1. Die Lebensmittelkontrolle ist gebührenfrei, soweit dieses Gesetz nichts anderes bestimmt.

2. Gebühren werden erhoben für:

  • a. die Kontrolle, die zu einer Beanstandung führt; in besonders leichten Fällen wird auf das Erheben der Gebühr verzichtet
  • b. die wiederholte Beanstandung des gleichen Sachverhalts
  • c. die Nachkontrolle eines Betriebs
  • d. den Aufwand zur Wiederherstellung des gesetzmässigen Zustandes (Ersatzvornahme)
  • e. die Schlachttier- und die Fleischuntersuchung, soweit sie dem Zweck dieses Gesetzes dient
  • f. die Kontrolle eines Zerlegebetriebs
  • g. die Kontrolle von Lebensmitteln tierischer Herkunft, die von den Bundesbehörden durchgeführt wird
  • h. besondere Dienstleistungen und Kontrollen, die auf Antrag durchgeführt werden
  • i.
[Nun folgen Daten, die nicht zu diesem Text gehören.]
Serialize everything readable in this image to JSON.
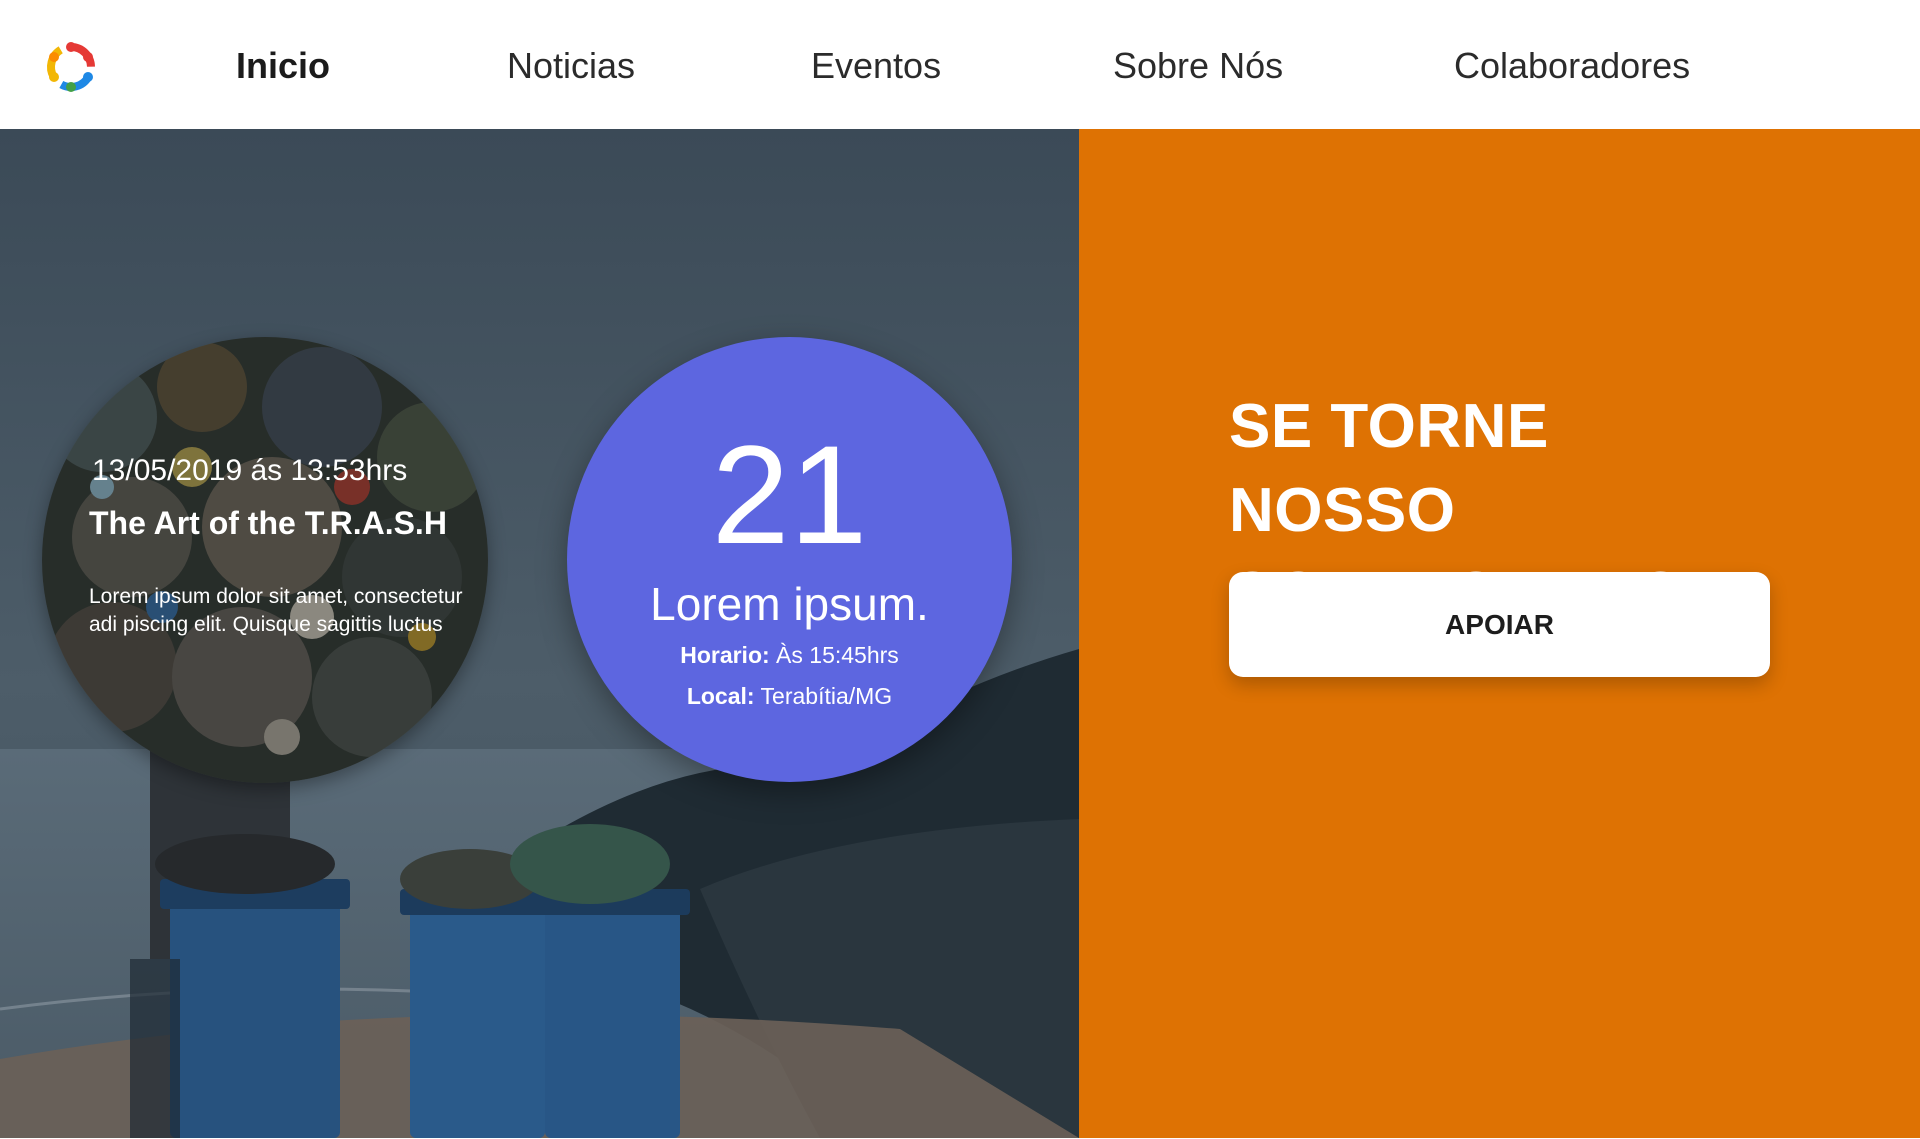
{
  "nav": {
    "items": [
      {
        "label": "Inicio",
        "active": true
      },
      {
        "label": "Noticias",
        "active": false
      },
      {
        "label": "Eventos",
        "active": false
      },
      {
        "label": "Sobre Nós",
        "active": false
      },
      {
        "label": "Colaboradores",
        "active": false
      }
    ]
  },
  "event": {
    "date": "13/05/2019 ás 13:53hrs",
    "title": "The Art of the T.R.A.S.H",
    "description": "Lorem ipsum dolor sit amet, consectetur adi piscing elit. Quisque sagittis luctus"
  },
  "day_card": {
    "day": "21",
    "title": "Lorem ipsum.",
    "horario_label": "Horario:",
    "horario_value": "Às 15:45hrs",
    "local_label": "Local:",
    "local_value": "Terabítia/MG"
  },
  "cta": {
    "heading": "SE TORNE NOSSO COLABORADOR",
    "button_label": "APOIAR"
  },
  "colors": {
    "accent_orange": "#de7203",
    "card_blue": "#5d66e0"
  }
}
Bewilligungen, einschliesslich Betriebsbewilligungen für Schlacht- und für Zerlegebetriebe; die übrigen Betriebsbewilligungen nach Artikel 11 Absatz 1 sind gebührenfrei.

3. Der Bundesrat kann zur Finanzierung spezieller Kontrollen aufgrund bekannter oder neu auftretender Risiken auf bestimmten Lebensmitteln bei der Einfuhr eine Gebühr vorsehen. Abgabepflichtig ist die Importeurin oder der Importeur.

4. Der Bundesrat kann weitere Gebühren vorsehen, soweit sich die Schweiz durch einen völkerrechtlichen Vertrag verpflichtet hat, solche zu erheben.

5 Er setzt die Gebühren für die Kontrolle durch die Bundesbehörden fest.

6 Er bestimmt den Rahmen für die kantonalen Gebühren.